## Linear Algebra and probability distributions

Well those were two things I definitely thought that I wouldn’t be needing again after graduating university. Turns out I was very wrong, and I wish I paid more attention learning probability, and applying linear algebra. In my experience so far, the intuition that you can gain from studying probability and linear algebra is actually quite useful in the field of anything numerical. If you ever need to look at a large data sample, and figure out if variables are correlated, or how to best classify the information, you will most likely run into some form of probability and linear algebra.

Given information in a dataset, for example the `mtcars`

dataset within R. We can analyze the correlation coefficients of each variable by using the handy `cor`

function within R.
```
df = mtcars
hist(df$hp)
cor_df = cor(df)
```

The correlation matrix that is returned displays a matrix where each variable is given a correlation coefficient that displays the dependence of each variable pair permutation. The default method is using Pearson correlation coefficients, which is a procedure which comes with it’s set of assumptions. Using the Pearson method comes from the assumption that the data you are looking at is somewhat a normally distributed dataset and linearlly dependent. This means that each variable in the dataset follows a normal distribution roughly, and we can assume that each variable is linear in relation to the other variables.

It’s useful to look at the distributions of your data as part of your exploratory analysis, this way it will give you insight into outliers if they occur in the future. Or if your data starts off looking normal, and over time there is a skewing trend towards another distribution.

## Cholesky decomposition

One of the most important things you learn without knowing (at least I didn’t know) in your introductary linear algebra class is how to decompose matricies. LU decomposition is the basic one that everybody learns by hand, because this method is easy to teach by handle, and easy to compute by hand. Decomposition solves the equation of:
```
A = Bx
```

Solving for the matrix B will let you solve for your variable of choice. But LU decomposition isn’t actually the most efficient, or the fastest if you are able to use a computer. This is where something called the Cholesky decomposition comes into play. As an example, using `mtcars`

say we know that some model of cars are correlated with each other, and we want to find out that correlation. A Honda Civic and a Toyota Corolla are pretty similar right? For the sake of this example, say we had more continuous information in the dataset.

```
library(reshape2)
df.wide = dcast(df, cyl+disp+hp ~ rownames(df), value.var = 'mpg')
```

Now the df.wide dataframe will contain the information that shows wide format data of each car model and it’s mpg. Using this information, we can make some sort of statement where we are wondering about what kind of mpg we will get given a car model, a cylinder number, a displacement number, and horsepower.

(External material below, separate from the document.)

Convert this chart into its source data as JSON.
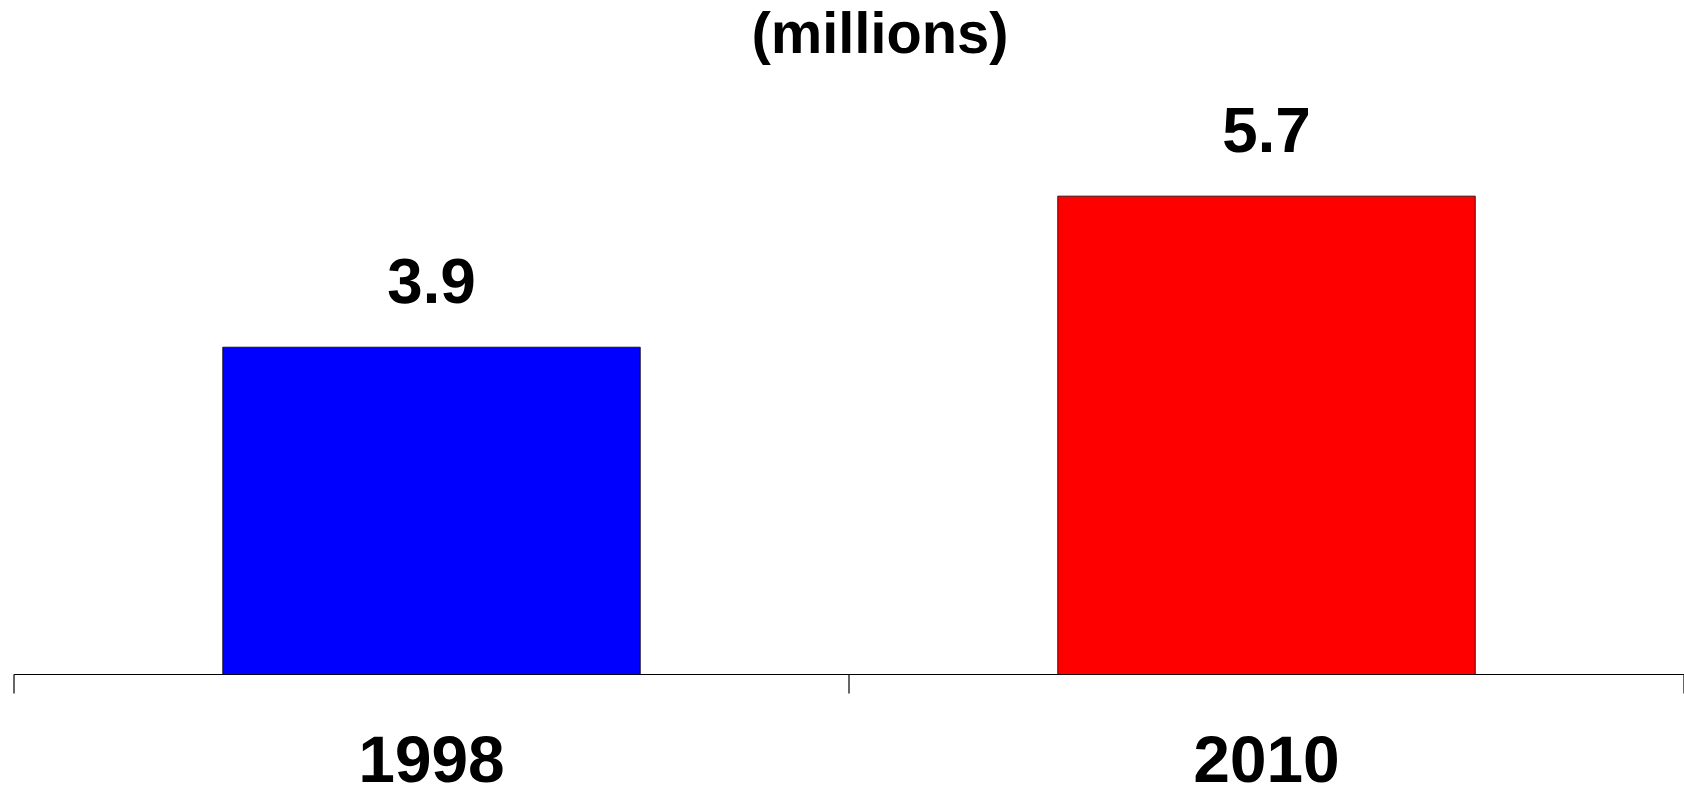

## Predicting mpg based on car model features

Given the wide format information, we can use that to create our correlaton matrix. The correlation matrix is used in the Cholesky decomposition process, to transform a matrix describing correlation coefficients into a lower triangle matrix that is then used to project the correlation onto another variable.

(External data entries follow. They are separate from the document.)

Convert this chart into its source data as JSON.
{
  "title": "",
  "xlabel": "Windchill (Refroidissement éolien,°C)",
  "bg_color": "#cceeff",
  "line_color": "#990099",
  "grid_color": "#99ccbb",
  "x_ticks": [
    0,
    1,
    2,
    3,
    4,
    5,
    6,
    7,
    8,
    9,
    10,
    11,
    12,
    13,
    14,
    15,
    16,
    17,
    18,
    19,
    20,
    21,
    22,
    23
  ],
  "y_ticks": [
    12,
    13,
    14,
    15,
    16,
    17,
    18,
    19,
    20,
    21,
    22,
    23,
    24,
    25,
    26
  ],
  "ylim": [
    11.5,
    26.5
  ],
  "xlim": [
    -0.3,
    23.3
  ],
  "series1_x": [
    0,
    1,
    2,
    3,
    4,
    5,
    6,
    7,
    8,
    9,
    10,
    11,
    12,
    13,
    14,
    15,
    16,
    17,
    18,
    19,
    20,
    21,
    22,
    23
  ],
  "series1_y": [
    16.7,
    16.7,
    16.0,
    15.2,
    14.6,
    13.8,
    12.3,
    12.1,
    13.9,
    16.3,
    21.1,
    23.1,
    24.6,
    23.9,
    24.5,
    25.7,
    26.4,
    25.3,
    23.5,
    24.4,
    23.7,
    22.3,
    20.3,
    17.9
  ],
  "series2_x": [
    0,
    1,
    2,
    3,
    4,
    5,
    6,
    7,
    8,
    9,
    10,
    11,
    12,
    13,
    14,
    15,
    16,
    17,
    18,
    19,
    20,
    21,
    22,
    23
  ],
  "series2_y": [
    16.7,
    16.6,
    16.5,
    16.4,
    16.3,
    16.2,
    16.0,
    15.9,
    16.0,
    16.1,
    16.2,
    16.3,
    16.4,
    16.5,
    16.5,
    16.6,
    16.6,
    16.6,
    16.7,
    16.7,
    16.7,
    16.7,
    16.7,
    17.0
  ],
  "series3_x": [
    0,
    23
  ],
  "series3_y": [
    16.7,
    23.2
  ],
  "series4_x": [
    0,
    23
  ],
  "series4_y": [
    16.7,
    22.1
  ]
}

These variables in our case are going to be error distributions. This way, we can make predictions on the mpg a car will get, look at the error distribution of the car, and be able to create a joint distribution that contains the correlations of the mpg error of each car model. While writing this I understand that this probably sounds very confusing, it’s because I’m not too clear about it myself, and I haven’t picked the best example to work with.

Where Cholesky decomposition is used widely is in the financial sector, where they take correlation of products, and then use Cholesky decomposition in order to form a joint distribution that gives correlation of errors, then apply this joint distribution in simulating prices over a time frame. This will allow for simulation to see how prices move, with correlation of products built in.